When I was in college we watched the play “The Price” by Arthur Miller in Family Psychology class.   The play had a significant impact on me since my own father had recently died.   The play is about two brothers coming together to clean up their father’s home after his death.  One brother was a caretaker who stayed at home.  He was a policeman and struggled financially.  He cared for his father but felt he had missed some opportunities that he might have taken if not for his commitment to his father.  The other brother left home early, attended medical school and became a successful doctor and owner of several nursing homes.  One lost the opportunity to be in his father’s life.   The other lost his independence and the ability to claim his professional and financial goals.   Both paid a price for their choices and both were conflicted about it.

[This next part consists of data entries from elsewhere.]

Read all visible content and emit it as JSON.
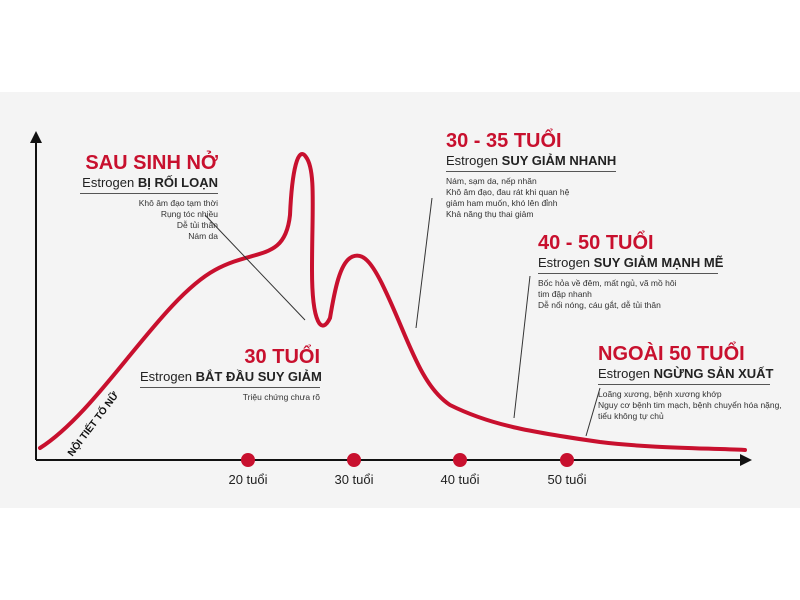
{
  "chart_data": {
    "type": "line",
    "ylabel": "NỘI TIẾT TỐ NỮ",
    "x_ticks": [
      "20 tuổi",
      "30 tuổi",
      "40 tuổi",
      "50 tuổi"
    ],
    "series_color": "#c8102e",
    "axis_color": "#111111"
  },
  "annotations": {
    "postpartum": {
      "heading": "SAU SINH NỞ",
      "sub_prefix": "Estrogen ",
      "sub_bold": "BỊ RỐI LOẠN",
      "notes": [
        "Khô âm đạo tạm thời",
        "Rụng tóc nhiều",
        "Dễ tủi thân",
        "Nám da"
      ]
    },
    "age30": {
      "heading": "30 TUỔI",
      "sub_prefix": "Estrogen ",
      "sub_bold": "BẮT ĐẦU SUY GIẢM",
      "notes": [
        "Triệu chứng chưa rõ"
      ]
    },
    "age30_35": {
      "heading": "30 - 35 TUỔI",
      "sub_prefix": "Estrogen ",
      "sub_bold": "SUY GIẢM NHANH",
      "notes": [
        "Nám, sạm da, nếp nhăn",
        "Khô âm đạo, đau rát khi quan hệ",
        "giảm ham muốn, khó lên đỉnh",
        "Khả năng thụ thai giảm"
      ]
    },
    "age40_50": {
      "heading": "40 - 50 TUỔI",
      "sub_prefix": "Estrogen ",
      "sub_bold": "SUY GIẢM MẠNH MẼ",
      "notes": [
        "Bốc hỏa về đêm, mất ngủ, vã mồ hôi",
        "tim đập nhanh",
        "Dễ nổi nóng, cáu gắt, dễ tủi thân"
      ]
    },
    "over50": {
      "heading": "NGOÀI 50 TUỔI",
      "sub_prefix": "Estrogen ",
      "sub_bold": "NGỪNG SẢN XUẤT",
      "notes": [
        "Loãng xương, bệnh xương khớp",
        "Nguy cơ bệnh tim mạch, bệnh chuyển hóa nặng,",
        "tiểu không tự chủ"
      ]
    }
  }
}
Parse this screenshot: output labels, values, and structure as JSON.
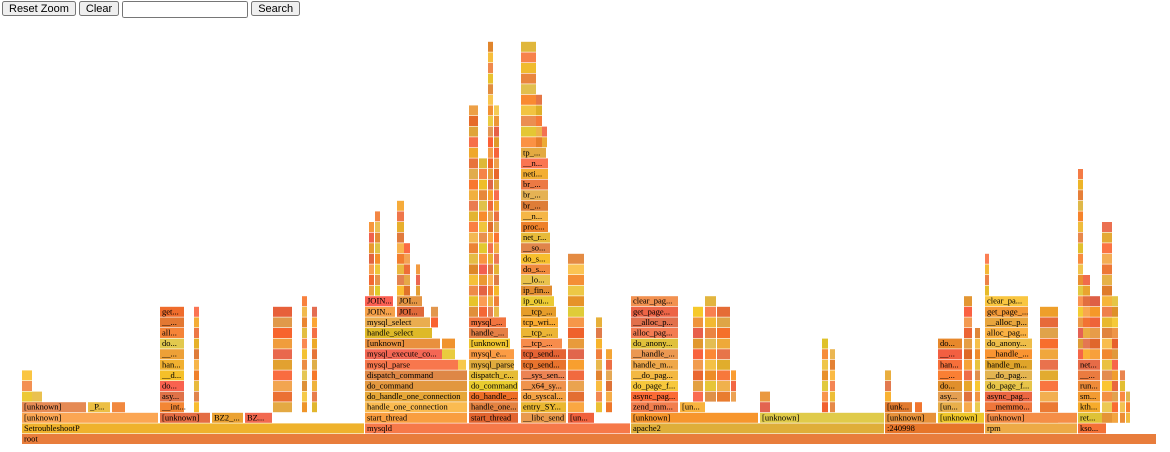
{
  "toolbar": {
    "reset": "Reset Zoom",
    "clear": "Clear",
    "search": "Search"
  },
  "frames": [
    "root",
    "SetroubleshootP",
    "mysqld",
    "apache2",
    ":240998",
    "rpm",
    "kso...",
    "[unknown]",
    "[unknown]",
    "BZ2_...",
    "BZ...",
    "start_thread",
    "start_thread",
    "__libc_send",
    "[un...",
    "[unknown]",
    "[unknown]",
    "[unknown]",
    "[unknown]",
    "[unknown]",
    "ret...",
    "[unknown]",
    "_P...",
    "__int...",
    "handle_one_connection",
    "handle_one...",
    "entry_SY...",
    "zend_mm...",
    "[un...",
    "[unk...",
    "[un...",
    "__memmo...",
    "kth...",
    "asy...",
    "do_handle_one_connection",
    "do_handle_...",
    "do_syscal...",
    "async_pag...",
    "asy...",
    "async_pag...",
    "sm...",
    "do...",
    "do_command",
    "do_command",
    "__x64_sy...",
    "do_page_f...",
    "do...",
    "do_page_f...",
    "run...",
    "__d...",
    "dispatch_command",
    "dispatch_c...",
    "__sys_sen...",
    "__do_pag...",
    "__...",
    "__do_pag...",
    "__...",
    "han...",
    "mysql_parse",
    "mysql_parse",
    "tcp_send...",
    "handle_m...",
    "han...",
    "handle_m...",
    "net...",
    "__...",
    "mysql_execute_co...",
    "mysql_e...",
    "tcp_send...",
    "__handle_...",
    "__...",
    "__handle_...",
    "do...",
    "[unknown]",
    "[unknown]",
    "__tcp_...",
    "do_anony...",
    "do...",
    "do_anony...",
    "all...",
    "handle_select",
    "handle_...",
    "__tcp_...",
    "alloc_pag...",
    "alloc_pag...",
    "__...",
    "mysql_select",
    "mysql_...",
    "tcp_wri...",
    "__alloc_p...",
    "__alloc_p...",
    "get...",
    "JOIN...",
    "JOI...",
    "__tcp_...",
    "get_page...",
    "get_page_...",
    "JOIN...",
    "JOI...",
    "ip_ou...",
    "clear_pag...",
    "clear_pa...",
    "ip_fin...",
    "__lo...",
    "do_s...",
    "do_s...",
    "__so...",
    "net_r...",
    "proc...",
    "__n...",
    "br_...",
    "br_...",
    "br_...",
    "neti...",
    "__n...",
    "tp_..."
  ]
}
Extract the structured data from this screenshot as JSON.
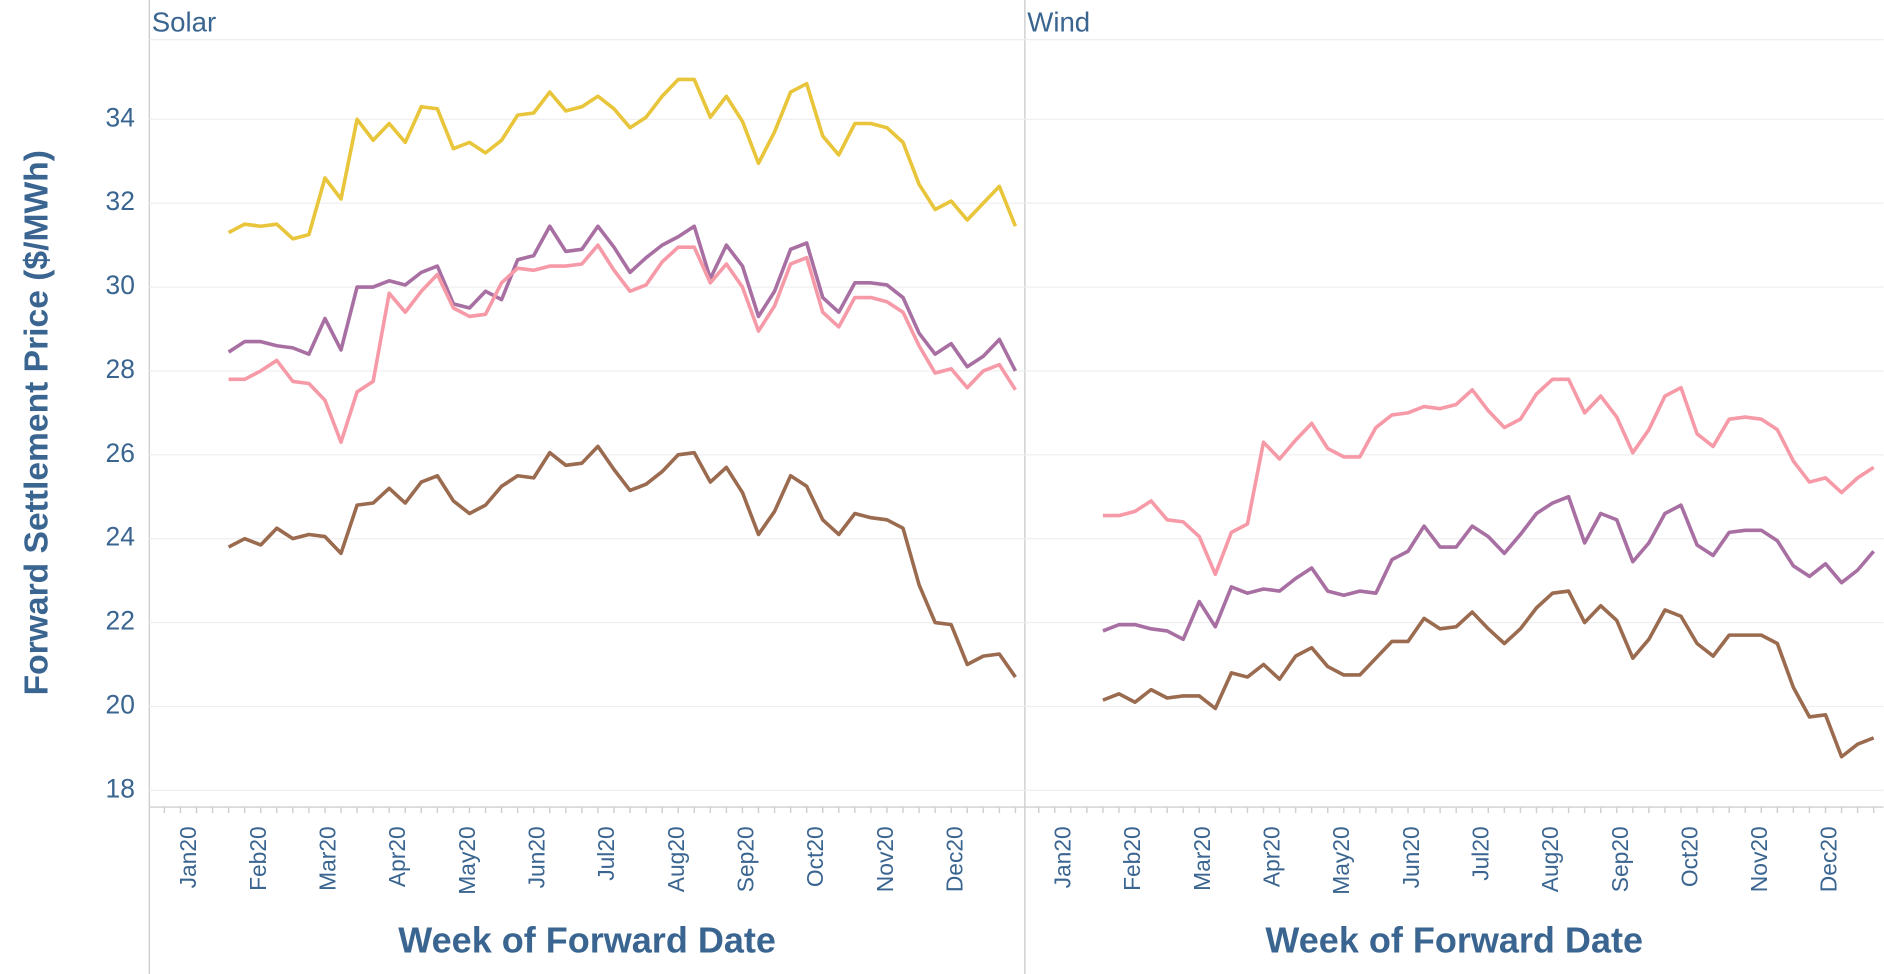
{
  "chart_data": [
    {
      "type": "line",
      "title": "Solar",
      "ylabel": "Forward Settlement Price ($/MWh)",
      "xlabel": "Week of Forward Date",
      "xticks": [
        "Jan20",
        "Feb20",
        "Mar20",
        "Apr20",
        "May20",
        "Jun20",
        "Jul20",
        "Aug20",
        "Sep20",
        "Oct20",
        "Nov20",
        "Dec20"
      ],
      "ylim": [
        17.6,
        35.9
      ],
      "yticks": [
        18,
        20,
        22,
        24,
        26,
        28,
        30,
        32,
        34
      ],
      "grid": true,
      "series": [
        {
          "color": "#e8c53a",
          "values": [
            31.3,
            31.5,
            31.45,
            31.5,
            31.15,
            31.25,
            32.6,
            32.1,
            34.0,
            33.5,
            33.9,
            33.45,
            34.3,
            34.25,
            33.3,
            33.45,
            33.2,
            33.5,
            34.1,
            34.15,
            34.65,
            34.2,
            34.3,
            34.55,
            34.25,
            33.8,
            34.05,
            34.55,
            34.95,
            34.95,
            34.05,
            34.55,
            33.95,
            32.95,
            33.7,
            34.65,
            34.85,
            33.6,
            33.15,
            33.9,
            33.9,
            33.8,
            33.45,
            32.45,
            31.85,
            32.05,
            31.6,
            32.0,
            32.4,
            31.45
          ]
        },
        {
          "color": "#a86fa3",
          "values": [
            28.45,
            28.7,
            28.7,
            28.6,
            28.55,
            28.4,
            29.25,
            28.5,
            30.0,
            30.0,
            30.15,
            30.05,
            30.35,
            30.5,
            29.6,
            29.5,
            29.9,
            29.7,
            30.65,
            30.75,
            31.45,
            30.85,
            30.9,
            31.45,
            30.95,
            30.35,
            30.7,
            31.0,
            31.2,
            31.45,
            30.2,
            31.0,
            30.5,
            29.3,
            29.9,
            30.9,
            31.05,
            29.75,
            29.4,
            30.1,
            30.1,
            30.05,
            29.75,
            28.9,
            28.4,
            28.65,
            28.1,
            28.35,
            28.75,
            28.0
          ]
        },
        {
          "color": "#f79aa8",
          "values": [
            27.8,
            27.8,
            28.0,
            28.25,
            27.75,
            27.7,
            27.3,
            26.3,
            27.5,
            27.75,
            29.85,
            29.4,
            29.9,
            30.3,
            29.5,
            29.3,
            29.35,
            30.1,
            30.45,
            30.4,
            30.5,
            30.5,
            30.55,
            31.0,
            30.4,
            29.9,
            30.05,
            30.6,
            30.95,
            30.95,
            30.1,
            30.55,
            30.0,
            28.95,
            29.55,
            30.55,
            30.7,
            29.4,
            29.05,
            29.75,
            29.75,
            29.65,
            29.4,
            28.6,
            27.95,
            28.05,
            27.6,
            28.0,
            28.15,
            27.55
          ]
        },
        {
          "color": "#9b6b50",
          "values": [
            23.8,
            24.0,
            23.85,
            24.25,
            24.0,
            24.1,
            24.05,
            23.65,
            24.8,
            24.85,
            25.2,
            24.85,
            25.35,
            25.5,
            24.9,
            24.6,
            24.8,
            25.25,
            25.5,
            25.45,
            26.05,
            25.75,
            25.8,
            26.2,
            25.65,
            25.15,
            25.3,
            25.6,
            26.0,
            26.05,
            25.35,
            25.7,
            25.1,
            24.1,
            24.65,
            25.5,
            25.25,
            24.45,
            24.1,
            24.6,
            24.5,
            24.45,
            24.25,
            22.9,
            22.0,
            21.95,
            21.0,
            21.2,
            21.25,
            20.7
          ]
        }
      ]
    },
    {
      "type": "line",
      "title": "Wind",
      "xlabel": "Week of Forward Date",
      "xticks": [
        "Jan20",
        "Feb20",
        "Mar20",
        "Apr20",
        "May20",
        "Jun20",
        "Jul20",
        "Aug20",
        "Sep20",
        "Oct20",
        "Nov20",
        "Dec20"
      ],
      "ylim": [
        17.6,
        35.9
      ],
      "grid": true,
      "series": [
        {
          "color": "#f79aa8",
          "values": [
            24.55,
            24.55,
            24.65,
            24.9,
            24.45,
            24.4,
            24.05,
            23.15,
            24.15,
            24.35,
            26.3,
            25.9,
            26.35,
            26.75,
            26.15,
            25.95,
            25.95,
            26.65,
            26.95,
            27.0,
            27.15,
            27.1,
            27.2,
            27.55,
            27.05,
            26.65,
            26.85,
            27.45,
            27.8,
            27.8,
            27.0,
            27.4,
            26.9,
            26.05,
            26.6,
            27.4,
            27.6,
            26.5,
            26.2,
            26.85,
            26.9,
            26.85,
            26.6,
            25.85,
            25.35,
            25.45,
            25.1,
            25.45,
            25.7
          ]
        },
        {
          "color": "#a86fa3",
          "values": [
            21.8,
            21.95,
            21.95,
            21.85,
            21.8,
            21.6,
            22.5,
            21.9,
            22.85,
            22.7,
            22.8,
            22.75,
            23.05,
            23.3,
            22.75,
            22.65,
            22.75,
            22.7,
            23.5,
            23.7,
            24.3,
            23.8,
            23.8,
            24.3,
            24.05,
            23.65,
            24.1,
            24.6,
            24.85,
            25.0,
            23.9,
            24.6,
            24.45,
            23.45,
            23.9,
            24.6,
            24.8,
            23.85,
            23.6,
            24.15,
            24.2,
            24.2,
            23.95,
            23.35,
            23.1,
            23.4,
            22.95,
            23.25,
            23.7
          ]
        },
        {
          "color": "#9b6b50",
          "values": [
            20.15,
            20.3,
            20.1,
            20.4,
            20.2,
            20.25,
            20.25,
            19.95,
            20.8,
            20.7,
            21.0,
            20.65,
            21.2,
            21.4,
            20.95,
            20.75,
            20.75,
            21.15,
            21.55,
            21.55,
            22.1,
            21.85,
            21.9,
            22.25,
            21.85,
            21.5,
            21.85,
            22.35,
            22.7,
            22.75,
            22.0,
            22.4,
            22.05,
            21.15,
            21.6,
            22.3,
            22.15,
            21.5,
            21.2,
            21.7,
            21.7,
            21.7,
            21.5,
            20.45,
            19.75,
            19.8,
            18.8,
            19.1,
            19.25
          ]
        }
      ]
    }
  ]
}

I tell this story to my caretaker clients to help them to try and unite and work together for the care of a loved one.   Whether you stay or go, you are to a certain extent, built and ultimately perhaps, limited by your particular role in your family.  I remind our caretakers that this may be the most difficult family event they will ever face.  I tell them that it is faced by almost all families.  If I am speaking to the one who stayed, I tell them not to assume that a sibling who is far away does not care.   I tell them about our experiences with caretakers who are far from home.  We see conflict and guilt and therefore a certain level of defensiveness about discussions about care.   A casual question from an interviewer from Department of Aging becomes an accusation.   An innocent application becomes an admission of failure.   I tell them that this is normal, it happens all the time.  And money, this is the most volatile of topics.  I sometimes joke that I am going to hang a sign in my office that says “I know you are not doing it for the money.”  That is how “normal” it is to have these conflicts.  I told my new client with the thin mother that what she and her sister were doing was not only appropriate but bordering on heroic.  It is easy to focus on the failings and ignore the accomplishments.  It is hard to intervene in a parent’s life without feeling that you are imposing.   And most time the parent fights intervention because they themselves are afraid of admitting defeat.  Although, once they do they usually relax greatly and do better because they don’t have to “fake-it” anymore.

There is no road map, but the children who take the time to seek our counsel are showing that they are working to understand what is needed and what is proper.  The kids who abuse their parents and run off with their money never come to our office.   We have seen hundreds of families.  We have seen many in tough circumstances and look to help them with perspective by telling them what other families have done.  We often know when a course of action will actually hurt rather than help a situation.  I often tell our new clients that they can relax.  That is what I told the sisters.  You are doing the right thing.   It is not easy.  Don’t be too defensive.  Work together.  Keep communication open.   Let everyone know what is happening.  Surprises are not good.  There will be problems. You will be questioned.  You know your mom and you are trying to do what is best for her.   It’s normal, relax.   It’s the price we pay for being in a family.

mm About Leonard L. Shober

Leonard L. Shober has focused a quarter century on representing clients in their estates and tax matters. He began his legal career in an estate planning practice. However, his interest in taxes and estate planning led him to pursue a Master of Laws (LLM) from Temple which he completed in 1994. Len continued his estate and tax practice which ultimately led to a focus on the needs of the elderly and disabled. At Shober & Rock, Len focuses on elder law, tax and estate planning and estate and trust administration.